As empresas dos Estados Unidos estão planejando recomprar um valor recorde de US$ 500 bilhões de suas próprias ações, à medida que buscam utilizar suas enormes reservas de caixa em um momento em que as políticas do presidente Donald Trump aumentam a incerteza quanto a investimentos em capital.
As empresas listadas no índice S&P 500 — que reúne as maiores companhias dos EUA — afirmaram na semana passada que esperam recomprar US$ 192 bilhões em ações nos próximos meses, o maior valor semanal desde o início da série histórica em 1995, segundo o Deutsche Bank.
O total de recompras anunciadas nos últimos três meses agora chegou a US$ 518 bilhões — o maior valor para um período de três meses já registrado, segundo o banco.
A onda de recompras ocorre num momento em que o início da temporada de balanços superou as expectativas, deixando as empresas americanas com abundância de caixa.

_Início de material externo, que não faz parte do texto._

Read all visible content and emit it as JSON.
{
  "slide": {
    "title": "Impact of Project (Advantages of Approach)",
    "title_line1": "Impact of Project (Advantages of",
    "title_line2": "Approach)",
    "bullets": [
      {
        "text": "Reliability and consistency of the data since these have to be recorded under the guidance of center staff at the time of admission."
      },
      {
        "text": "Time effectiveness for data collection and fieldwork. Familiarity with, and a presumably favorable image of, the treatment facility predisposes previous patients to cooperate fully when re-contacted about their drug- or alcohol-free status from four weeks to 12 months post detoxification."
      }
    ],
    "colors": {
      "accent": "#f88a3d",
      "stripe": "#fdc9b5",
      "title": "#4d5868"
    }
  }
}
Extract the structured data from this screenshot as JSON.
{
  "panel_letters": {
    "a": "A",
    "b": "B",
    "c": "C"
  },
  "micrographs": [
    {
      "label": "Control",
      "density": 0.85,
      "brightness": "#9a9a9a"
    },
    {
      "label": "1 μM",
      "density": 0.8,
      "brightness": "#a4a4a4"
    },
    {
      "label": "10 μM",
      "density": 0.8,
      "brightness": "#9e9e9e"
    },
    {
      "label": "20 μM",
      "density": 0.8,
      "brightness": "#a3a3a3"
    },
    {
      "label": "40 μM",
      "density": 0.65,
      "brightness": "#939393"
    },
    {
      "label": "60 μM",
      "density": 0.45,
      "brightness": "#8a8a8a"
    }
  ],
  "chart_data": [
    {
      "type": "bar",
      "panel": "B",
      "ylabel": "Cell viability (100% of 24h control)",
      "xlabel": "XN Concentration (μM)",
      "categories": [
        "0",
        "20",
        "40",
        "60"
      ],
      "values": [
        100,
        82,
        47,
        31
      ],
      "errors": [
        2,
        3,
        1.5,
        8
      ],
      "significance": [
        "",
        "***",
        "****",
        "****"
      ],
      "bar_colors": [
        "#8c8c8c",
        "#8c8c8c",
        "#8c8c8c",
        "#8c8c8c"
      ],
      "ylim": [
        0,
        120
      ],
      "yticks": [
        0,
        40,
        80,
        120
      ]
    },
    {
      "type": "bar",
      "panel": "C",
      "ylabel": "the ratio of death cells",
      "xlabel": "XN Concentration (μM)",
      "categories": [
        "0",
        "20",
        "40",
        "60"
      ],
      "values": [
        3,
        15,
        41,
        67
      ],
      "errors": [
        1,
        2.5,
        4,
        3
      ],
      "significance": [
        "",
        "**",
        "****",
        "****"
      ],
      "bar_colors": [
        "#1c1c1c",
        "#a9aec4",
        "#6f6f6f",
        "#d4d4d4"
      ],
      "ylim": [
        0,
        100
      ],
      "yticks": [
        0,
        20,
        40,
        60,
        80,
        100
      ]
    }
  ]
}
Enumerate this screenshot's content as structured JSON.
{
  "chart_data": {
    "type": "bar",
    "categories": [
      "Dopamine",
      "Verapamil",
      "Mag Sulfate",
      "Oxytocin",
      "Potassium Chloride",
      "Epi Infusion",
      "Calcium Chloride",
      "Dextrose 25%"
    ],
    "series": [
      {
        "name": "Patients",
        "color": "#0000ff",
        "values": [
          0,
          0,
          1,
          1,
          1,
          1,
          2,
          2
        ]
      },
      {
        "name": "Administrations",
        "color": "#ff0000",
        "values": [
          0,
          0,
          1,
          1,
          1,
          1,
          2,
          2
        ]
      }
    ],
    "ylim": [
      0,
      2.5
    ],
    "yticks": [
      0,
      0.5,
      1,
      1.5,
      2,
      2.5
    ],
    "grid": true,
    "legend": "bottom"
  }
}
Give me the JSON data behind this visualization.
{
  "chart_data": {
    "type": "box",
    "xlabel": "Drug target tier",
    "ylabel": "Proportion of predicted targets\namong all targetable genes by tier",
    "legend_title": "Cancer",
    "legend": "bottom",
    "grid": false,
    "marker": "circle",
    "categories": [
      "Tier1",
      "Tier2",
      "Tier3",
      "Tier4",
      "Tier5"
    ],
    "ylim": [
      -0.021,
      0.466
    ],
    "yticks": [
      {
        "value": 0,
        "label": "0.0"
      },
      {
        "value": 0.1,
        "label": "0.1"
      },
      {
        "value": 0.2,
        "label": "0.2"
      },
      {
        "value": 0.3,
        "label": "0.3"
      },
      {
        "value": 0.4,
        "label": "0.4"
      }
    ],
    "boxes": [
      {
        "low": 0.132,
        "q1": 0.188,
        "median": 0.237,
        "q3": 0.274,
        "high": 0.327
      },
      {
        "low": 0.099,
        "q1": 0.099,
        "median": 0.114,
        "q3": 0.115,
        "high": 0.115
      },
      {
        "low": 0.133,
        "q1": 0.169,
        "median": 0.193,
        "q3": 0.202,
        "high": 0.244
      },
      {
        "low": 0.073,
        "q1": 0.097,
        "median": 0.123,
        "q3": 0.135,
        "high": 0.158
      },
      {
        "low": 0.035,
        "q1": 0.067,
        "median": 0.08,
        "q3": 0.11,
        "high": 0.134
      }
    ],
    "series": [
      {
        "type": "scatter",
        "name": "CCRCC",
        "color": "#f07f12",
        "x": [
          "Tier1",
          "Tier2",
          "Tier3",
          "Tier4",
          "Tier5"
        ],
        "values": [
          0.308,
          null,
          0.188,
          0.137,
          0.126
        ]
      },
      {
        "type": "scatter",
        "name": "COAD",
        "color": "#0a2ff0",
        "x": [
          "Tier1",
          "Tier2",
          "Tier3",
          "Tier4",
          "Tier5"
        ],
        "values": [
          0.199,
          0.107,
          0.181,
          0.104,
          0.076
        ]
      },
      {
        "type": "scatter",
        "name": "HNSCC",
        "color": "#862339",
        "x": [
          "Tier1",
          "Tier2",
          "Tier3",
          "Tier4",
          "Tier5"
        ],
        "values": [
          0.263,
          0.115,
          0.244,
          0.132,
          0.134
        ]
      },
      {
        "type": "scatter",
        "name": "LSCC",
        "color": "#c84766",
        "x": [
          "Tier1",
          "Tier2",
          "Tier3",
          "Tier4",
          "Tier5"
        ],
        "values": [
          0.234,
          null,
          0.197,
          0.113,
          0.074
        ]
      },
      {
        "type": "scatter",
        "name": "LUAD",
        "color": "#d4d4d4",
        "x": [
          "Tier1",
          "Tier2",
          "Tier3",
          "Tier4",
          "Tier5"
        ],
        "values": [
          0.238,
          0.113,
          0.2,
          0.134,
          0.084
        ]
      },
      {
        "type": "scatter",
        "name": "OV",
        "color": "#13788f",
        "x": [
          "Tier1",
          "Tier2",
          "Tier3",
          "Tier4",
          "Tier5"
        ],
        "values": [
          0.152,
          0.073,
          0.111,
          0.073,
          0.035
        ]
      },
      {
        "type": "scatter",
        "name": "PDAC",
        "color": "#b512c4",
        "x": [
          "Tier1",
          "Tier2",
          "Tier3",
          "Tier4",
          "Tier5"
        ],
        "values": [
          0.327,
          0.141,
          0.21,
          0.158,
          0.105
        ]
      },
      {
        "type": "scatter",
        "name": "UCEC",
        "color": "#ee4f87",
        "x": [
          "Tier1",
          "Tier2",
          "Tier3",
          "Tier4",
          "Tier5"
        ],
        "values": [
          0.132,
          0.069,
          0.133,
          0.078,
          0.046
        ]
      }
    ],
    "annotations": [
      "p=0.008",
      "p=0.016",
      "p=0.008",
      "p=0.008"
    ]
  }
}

Com as perspectivas corporativas obscurecidas pela incerteza sobre tarifas comerciais, muitas foram atraídas por preços de ações que, apesar de uma recente recuperação, ainda estão mais baixos do que no início do ano.
“Os números são espetaculares”, disse Brian Reynolds, estrategista-chefe de mercado da Reynolds Strategy, que abandonou sua previsão pessimista para ações de grandes empresas americanas, dada “a magnitude e rapidez da disparada das recompras [da semana passada]”.

As manobras comerciais não convencionais de Trump dificultaram o planejamento futuro em vários casos, forçando grupos como Colgate, General Motors e Delta Air Lines a reduzirem parte de suas projeções de lucro.
O aumento nas recompras é “um reflexo do fato de que a incerteza tarifária global está atrapalhando o planejamento de investimentos operacionais”, disse um ex-codiretor de mercados de capitais de ações de um grande banco de investimento dos EUA.
“Se o preço da ação caiu, as diretorias têm cobertura para gastar caixa em recompras e aumentar o [lucro por ação]”, acrescentou a fonte.
O S&P 500 registrou sua melhor sequência diária de ganhos em 20 anos até sexta-feira — o que alguns analistas atribuíram em parte à onda de anúncios de recompras — mas caiu na segunda e terça-feira.
As recompras se tornaram cada vez mais populares desde que os cortes de impostos corporativos promovidos por Trump em 2017 deixaram as empresas com mais caixa, com as recompras por empresas do S&P 500 atingindo um recorde anual de US$ 942,5 bilhões no ano passado, de acordo com a S&P Global.
As recompras podem ser uma opção atraente para as empresas se elas acreditarem que uma queda no mercado deixou suas ações subvalorizadas. As recompras aumentam a lucratividade na métrica de lucro por ação — muito observada por analistas de Wall Street — ao reduzir o número de ações em circulação.
No entanto, alguns acadêmicos e políticos argumentam que esse caixa poderia ser melhor utilizado em investimentos ou aumentos salariais.
Empresas dos setores financeiro e de tecnologia têm sido algumas das mais ativas. A Apple, na semana passada, disse que planeja aumentar suas recompras de ações em US$ 100 bilhões, semanas após a Alphabet, controladora do Google, anunciar que gastaria US$ 70 bilhões em um programa semelhante.
O Wells Fargo afirmou que planeja recomprar US$ 40 bilhões em ações, enquanto a Visa se prepara para adquirir mais US$ 30 bilhões de suas ações. Em contraste, empresas de energia, serviços públicos e materiais permaneceram em grande parte à margem.
Estrategistas afirmam que os lucros do primeiro trimestre, mais fortes que o esperado, ajudaram a impulsionar a onda de recompras. As empresas do S&P 500 superaram até agora as expectativas de lucro por ação em 7,8%, segundo o JPMorgan — “bem acima” da estimativa do banco de uma surpresa entre 4% e 5%.
“A disparada recorde [de recompras] neste trimestre destaca… que os lucros e o crescimento [do primeiro trimestre] permaneceram sólidos, e as empresas indicaram que ainda não estão se escondendo no bunker”, disse o estrategista do Deutsche Bank, Parag Thatte.
A tendência pode continuar, com Apple e AIG acessando o mercado de títulos na segunda-feira. Reynolds, da Reynolds Strategy, disse que ao menos parte do dinheiro arrecadado provavelmente será usada para recomprar ações.
“As pessoas estão dispostas a emprestar dinheiro [para essas empresas] em meio a uma guerra tarifária”, acrescentou. “E a quantidade de dinheiro é imensa.”